QR codes ignite this innate desire and in many situations provide us with something for nothing, another incentive, free stuff. For example, if I hadn’t of told you what the QR code above was for, wouldn’t you have wanted to know? And with QR codes being thrust at us left right and centre they are bound to catch on, in an even bigger way than before. QR codes are even being used in plots for globally viewed television shows e.g. CSI, as seen in clip below.
The application of QR codes is barley limited if at all and can be placed on practically anything with visual elements in particular traditional methods of advertising such as:
  • Billboards
  • Buildings
  • Business Cards (2nd intended purpose after tracking car parts)
  • Doors
  • Leaflets/Letters (Junk mail)
  • Packaging
  • Posters
  • Products  
  • Promotional Giveaway Items (e.g. Mouse mats)
  • Television
QR codes can even be placed on ‘traditional’ media within Virtual Environments such as 2nd life.
All of these media vehicles can have QR codes placed upon them which can contain Url’s, SMS’s, Phone Numbers and Text (Mc Gregor).

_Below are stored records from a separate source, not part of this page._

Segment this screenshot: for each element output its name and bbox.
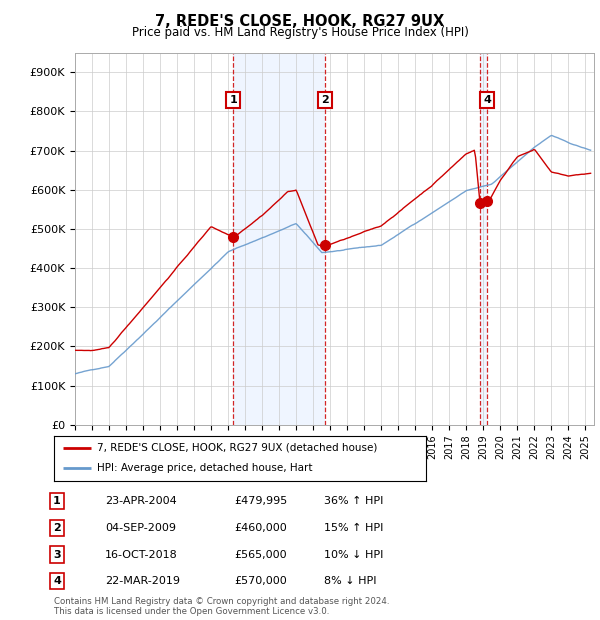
Text: 4: 4	[483, 95, 491, 105]
Text: 36% ↑ HPI: 36% ↑ HPI	[324, 496, 383, 507]
Text: 2: 2	[321, 95, 329, 105]
Text: Contains HM Land Registry data © Crown copyright and database right 2024.: Contains HM Land Registry data © Crown c…	[54, 597, 389, 606]
Text: HPI: Average price, detached house, Hart: HPI: Average price, detached house, Hart	[97, 463, 312, 474]
Text: 7, REDE'S CLOSE, HOOK, RG27 9UX (detached house): 7, REDE'S CLOSE, HOOK, RG27 9UX (detache…	[97, 443, 377, 453]
Text: 4: 4	[53, 576, 61, 587]
Text: 2: 2	[53, 523, 61, 533]
Bar	[233, 53, 325, 425]
Text: 15% ↑ HPI: 15% ↑ HPI	[324, 523, 383, 533]
Text: 04-SEP-2009: 04-SEP-2009	[105, 523, 176, 533]
Text: 1: 1	[53, 496, 61, 507]
Text: £570,000: £570,000	[234, 576, 287, 587]
Text: 8% ↓ HPI: 8% ↓ HPI	[324, 576, 377, 587]
Text: Price paid vs. HM Land Registry's House Price Index (HPI): Price paid vs. HM Land Registry's House …	[131, 26, 469, 39]
Text: 1: 1	[230, 95, 237, 105]
Text: 3: 3	[53, 549, 61, 560]
Bar	[480, 53, 487, 425]
Text: This data is licensed under the Open Government Licence v3.0.: This data is licensed under the Open Gov…	[54, 607, 329, 616]
Text: £479,995: £479,995	[234, 496, 287, 507]
Text: 16-OCT-2018: 16-OCT-2018	[105, 549, 178, 560]
Text: £460,000: £460,000	[234, 523, 287, 533]
Text: £565,000: £565,000	[234, 549, 287, 560]
Text: 7, REDE'S CLOSE, HOOK, RG27 9UX: 7, REDE'S CLOSE, HOOK, RG27 9UX	[155, 14, 445, 29]
Text: 10% ↓ HPI: 10% ↓ HPI	[324, 549, 383, 560]
Text: 23-APR-2004: 23-APR-2004	[105, 496, 177, 507]
Text: 22-MAR-2019: 22-MAR-2019	[105, 576, 180, 587]
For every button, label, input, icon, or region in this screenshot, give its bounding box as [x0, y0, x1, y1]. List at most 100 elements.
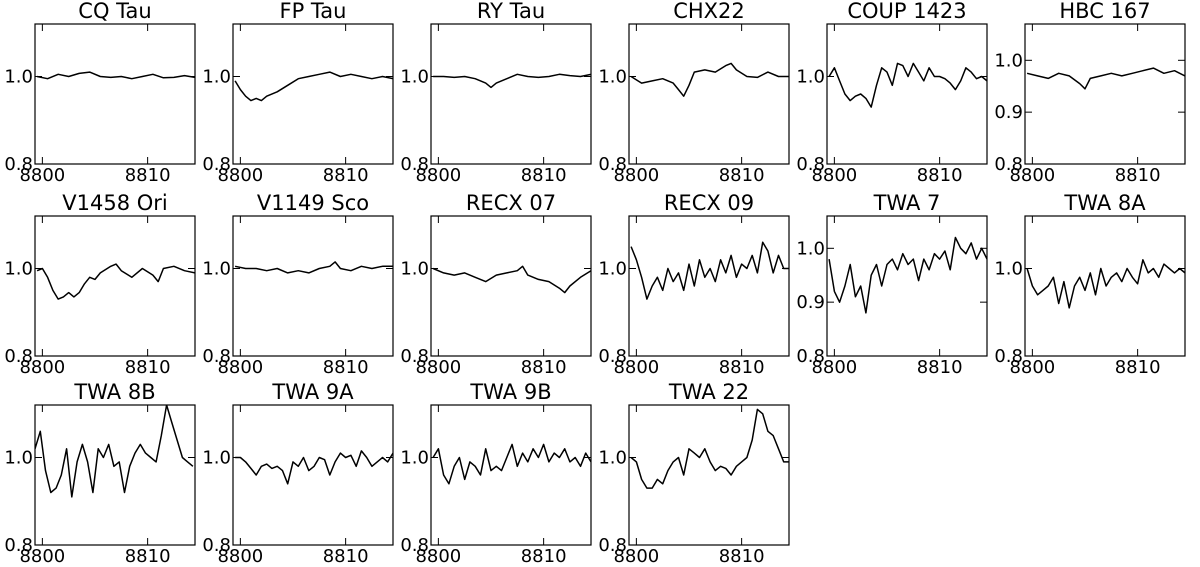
y-tick-label: 1.0 — [400, 448, 429, 469]
x-tick-label: 8810 — [323, 357, 369, 378]
y-tick-label: 1.0 — [598, 448, 627, 469]
axes-frame — [430, 23, 592, 165]
y-tick-label: 0.8 — [796, 154, 825, 175]
axes-frame — [34, 23, 196, 165]
y-tick-label: 1.0 — [994, 259, 1023, 280]
x-tick-label: 8800 — [19, 357, 65, 378]
spectrum-line — [432, 265, 591, 294]
x-tick-label: 8810 — [125, 546, 171, 567]
y-tick-label: 0.8 — [598, 346, 627, 367]
x-tick-label: 8800 — [415, 165, 461, 186]
spectrum-line — [828, 236, 987, 314]
x-tick-label: 8800 — [217, 165, 263, 186]
axes-frame — [826, 23, 988, 165]
x-tick-label: 8810 — [719, 357, 765, 378]
x-tick-label: 8800 — [415, 357, 461, 378]
panel: V1149 Sco 8800 8810 0.8 1.0 — [202, 191, 394, 378]
x-tick-label: 8810 — [917, 165, 963, 186]
y-tick-label: 1.0 — [796, 67, 825, 88]
y-tick-label: 0.8 — [994, 154, 1023, 175]
y-tick-label: 1.0 — [202, 259, 231, 280]
x-tick-label: 8810 — [521, 165, 567, 186]
x-tick-label: 8800 — [613, 546, 659, 567]
panel-title: V1458 Ori — [62, 191, 167, 215]
panel-title: TWA 8B — [73, 380, 155, 404]
x-tick-label: 8810 — [125, 165, 171, 186]
spectrum-line — [234, 71, 393, 102]
panel-title: CHX22 — [673, 0, 745, 23]
spectrum-line — [630, 62, 789, 97]
panel: TWA 8A 8800 8810 0.8 1.0 — [994, 191, 1186, 378]
y-tick-label: 1.0 — [400, 259, 429, 280]
panel: TWA 9B 8800 8810 0.8 1.0 — [400, 380, 592, 567]
x-tick-label: 8800 — [217, 546, 263, 567]
x-tick-label: 8800 — [613, 165, 659, 186]
x-tick-label: 8810 — [1115, 357, 1161, 378]
axes-frame — [628, 404, 790, 546]
x-tick-label: 8810 — [719, 546, 765, 567]
y-tick-label: 1.0 — [598, 67, 627, 88]
x-tick-label: 8810 — [323, 546, 369, 567]
spectrum-line — [432, 443, 591, 485]
x-tick-label: 8810 — [917, 357, 963, 378]
x-tick-label: 8800 — [19, 165, 65, 186]
x-tick-label: 8800 — [1009, 165, 1055, 186]
y-tick-label: 1.0 — [202, 448, 231, 469]
panel: HBC 167 8800 8810 0.8 0.9 1.0 — [994, 0, 1186, 186]
panel: TWA 22 8800 8810 0.8 1.0 — [598, 380, 790, 567]
y-tick-label: 0.8 — [400, 535, 429, 556]
axes-frame — [232, 404, 394, 546]
y-tick-label: 0.8 — [994, 346, 1023, 367]
panel: TWA 9A 8800 8810 0.8 1.0 — [202, 380, 394, 567]
y-tick-label: 0.9 — [994, 102, 1023, 123]
x-tick-label: 8800 — [1009, 357, 1055, 378]
panel: RY Tau 8800 8810 0.8 1.0 — [400, 0, 592, 186]
x-tick-label: 8810 — [719, 165, 765, 186]
spectrum-line — [630, 408, 789, 489]
y-tick-label: 0.9 — [796, 292, 825, 313]
panel: COUP 1423 8800 8810 0.8 1.0 — [796, 0, 988, 186]
y-tick-label: 1.0 — [400, 67, 429, 88]
panel-title: FP Tau — [280, 0, 347, 23]
x-tick-label: 8810 — [1115, 165, 1161, 186]
spectrum-line — [1026, 259, 1185, 309]
panel-title: TWA 9B — [469, 380, 551, 404]
spectrum-line — [234, 261, 393, 274]
axes-frame — [628, 23, 790, 165]
x-tick-label: 8810 — [323, 165, 369, 186]
panel-title: RECX 09 — [664, 191, 754, 215]
y-tick-label: 0.8 — [202, 346, 231, 367]
panel: FP Tau 8800 8810 0.8 1.0 — [202, 0, 394, 186]
y-tick-label: 0.8 — [796, 346, 825, 367]
axes-frame — [430, 404, 592, 546]
y-tick-label: 0.8 — [400, 154, 429, 175]
axes-frame — [34, 404, 196, 546]
y-tick-label: 1.0 — [796, 238, 825, 259]
x-tick-label: 8810 — [125, 357, 171, 378]
y-tick-label: 0.8 — [4, 535, 33, 556]
spectrum-line — [36, 71, 195, 80]
panel-title: TWA 22 — [668, 380, 749, 404]
panel-title: RY Tau — [477, 0, 545, 23]
x-tick-label: 8800 — [613, 357, 659, 378]
axes-frame — [34, 215, 196, 357]
x-tick-label: 8800 — [811, 357, 857, 378]
panel-title: TWA 9A — [271, 380, 354, 404]
panel: RECX 09 8800 8810 0.8 1.0 — [598, 191, 790, 378]
panel: TWA 7 8800 8810 0.8 0.9 1.0 — [796, 191, 988, 378]
y-tick-label: 1.0 — [994, 50, 1023, 71]
y-tick-label: 0.8 — [4, 346, 33, 367]
spectrum-line — [1026, 67, 1185, 90]
spectrum-line — [630, 241, 789, 300]
panel: TWA 8B 8800 8810 0.8 1.0 — [4, 380, 196, 567]
axes-frame — [430, 215, 592, 357]
panel-title: RECX 07 — [466, 191, 556, 215]
panel-title: HBC 167 — [1059, 0, 1150, 23]
y-tick-label: 0.8 — [202, 154, 231, 175]
panel: CQ Tau 8800 8810 0.8 1.0 — [4, 0, 196, 186]
spectrum-line — [433, 73, 591, 89]
x-tick-label: 8810 — [521, 546, 567, 567]
axes-frame — [628, 215, 790, 357]
y-tick-label: 0.8 — [400, 346, 429, 367]
y-tick-label: 0.8 — [4, 154, 33, 175]
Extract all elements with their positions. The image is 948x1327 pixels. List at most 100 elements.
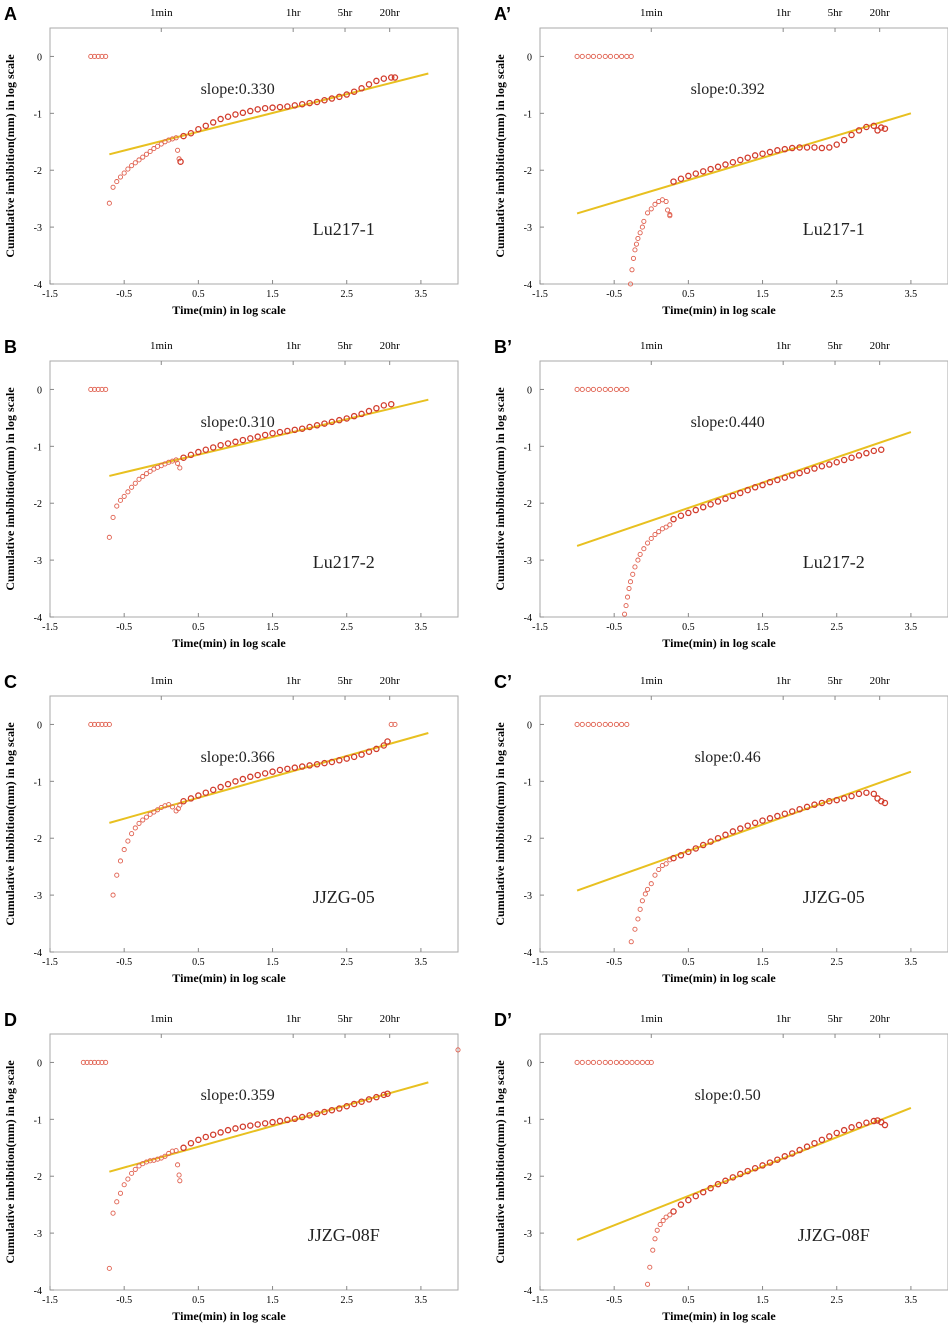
slope-annotation: slope:0.50: [695, 1087, 761, 1104]
data-point: [180, 1144, 187, 1152]
data-point: [657, 1222, 663, 1228]
y-tick-label: -1: [34, 109, 42, 120]
data-point: [624, 53, 630, 59]
fit-line: [576, 112, 912, 215]
data-point: [639, 224, 645, 230]
x-axis-title: Time(min) in log scale: [172, 636, 286, 650]
data-point: [855, 127, 863, 134]
data-point: [88, 53, 94, 59]
plot-frame: [49, 1033, 459, 1291]
data-point: [585, 53, 591, 59]
x-tick-label: 2.5: [340, 622, 353, 633]
data-point: [239, 109, 247, 117]
data-point: [670, 1208, 677, 1215]
x-tick-label: 1.5: [756, 289, 769, 300]
data-point: [147, 148, 153, 154]
data-point: [699, 503, 707, 511]
data-point: [140, 154, 146, 160]
data-point: [877, 124, 885, 131]
data-point: [284, 1116, 291, 1124]
panel-label: B’: [494, 337, 512, 357]
data-point: [306, 1112, 313, 1119]
data-point: [788, 808, 796, 815]
data-point: [826, 144, 833, 151]
data-point: [863, 789, 870, 796]
data-point: [670, 178, 677, 185]
data-point: [169, 804, 175, 810]
y-tick-label: -1: [524, 777, 532, 788]
data-point: [88, 1059, 94, 1065]
top-time-label: 5hr: [338, 340, 353, 352]
top-time-label: 20hr: [870, 675, 891, 687]
data-point: [877, 797, 885, 805]
panel-label: D: [4, 1010, 17, 1030]
data-point: [132, 825, 138, 831]
data-point: [380, 1091, 388, 1099]
data-point: [143, 814, 149, 820]
data-point: [232, 778, 239, 785]
panel-label: C’: [494, 672, 512, 692]
data-point: [232, 111, 239, 118]
y-tick-label: -3: [524, 1229, 532, 1240]
data-point: [635, 916, 641, 922]
data-point: [158, 141, 164, 147]
data-point: [162, 1153, 168, 1159]
data-point: [195, 1136, 202, 1144]
data-point: [863, 449, 870, 457]
data-point: [136, 476, 142, 482]
data-point: [624, 594, 631, 600]
data-point: [781, 810, 789, 818]
data-point: [639, 898, 645, 904]
data-point: [239, 436, 247, 444]
data-point: [781, 145, 789, 153]
data-point: [648, 535, 654, 542]
data-point: [117, 858, 124, 864]
data-point: [151, 809, 157, 815]
data-point: [632, 247, 638, 253]
data-point: [645, 540, 651, 546]
y-tick-label: 0: [527, 1058, 532, 1069]
data-point: [103, 53, 109, 59]
data-point: [630, 571, 636, 577]
data-point: [607, 721, 614, 727]
y-axis-title: Cumulative imbibition(mm) in log scale: [493, 387, 507, 591]
data-point: [365, 81, 373, 88]
data-point: [602, 1059, 608, 1065]
data-point: [125, 166, 131, 172]
data-point: [818, 144, 826, 152]
data-point: [635, 557, 641, 563]
data-point: [110, 514, 116, 520]
data-point: [110, 892, 116, 898]
x-axis-title: Time(min) in log scale: [662, 303, 776, 317]
data-point: [328, 1106, 336, 1114]
data-point: [306, 99, 313, 107]
x-tick-label: -1.5: [532, 957, 548, 968]
data-point: [692, 170, 700, 177]
x-tick-label: 3.5: [415, 957, 428, 968]
data-point: [833, 1129, 840, 1137]
x-tick-label: 1.5: [266, 957, 279, 968]
data-point: [129, 163, 135, 169]
x-tick-label: -1.5: [42, 622, 58, 633]
x-tick-label: -1.5: [42, 957, 58, 968]
data-point: [373, 77, 380, 85]
data-point: [781, 474, 789, 481]
plot-frame: [49, 27, 459, 285]
data-point: [699, 841, 707, 849]
x-tick-label: 2.5: [340, 289, 353, 300]
data-point: [132, 1166, 138, 1172]
plot-frame: [539, 1033, 948, 1291]
data-point: [217, 1129, 224, 1136]
data-point: [224, 780, 232, 788]
data-point: [136, 1163, 142, 1169]
y-tick-label: 0: [527, 52, 532, 63]
data-point: [380, 75, 388, 82]
data-point: [759, 1162, 766, 1169]
data-point: [722, 831, 729, 839]
data-point: [358, 1098, 365, 1105]
plot-frame: [539, 360, 948, 618]
data-point: [336, 416, 343, 424]
data-point: [232, 1125, 239, 1132]
data-point: [652, 201, 658, 207]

Television fragmentation has lead to budgets being spread across various channels. QR codes can be moulded quite easily to suit a particular target audience via different and varied media channels e.g. offering products or discounts for products that the TA can relate to.
After all, it is suggested that “a relevant context, matching a brand to a related advertising environment is assumed to put shoppers in receptive frame of mind increasing the potential impact of the brand’s message” (Plummer et al 2007).

If for example you wanted to target mums with a QR code that provides them with a discount (purchase/trial incentive) on Monster Munch multipacks, it can be done via a daytime television advert and then once the mums have purchased the crisps, different codes can be placed on the individual packets of crisps, which could, in turn lead to a game or a gaming website or money off an individual packet of Monster Munch, that the children can then use.
One of the biggest issues of QR codes is supposedly that people aren’t going to be able to scan them if they are on television because they will leave the screen before people have the opportunity to scan. I originally believed the same thing.
However looking at the way in which people are watching TV in this day in age, technology such as SKY+ allows for people to pause, rewind and then also fast-forward TV. This suggests that people are very able to scan the QR codes.  If people don’t want to stop their TV for whatever reason, then as you can see in the video below, there are other ways to prepare the TV audience e.g. a countdown.

The dynamic qualities of QR codes and their increasing familiarity (decreasing the barriers to entry), entwined within the innate use of mobile telephones, is a surefire blend of variables that will result in an increased amount of traditional advertising because of the value and brand interaction that they can add.
That’s what I’m thinking! How about you?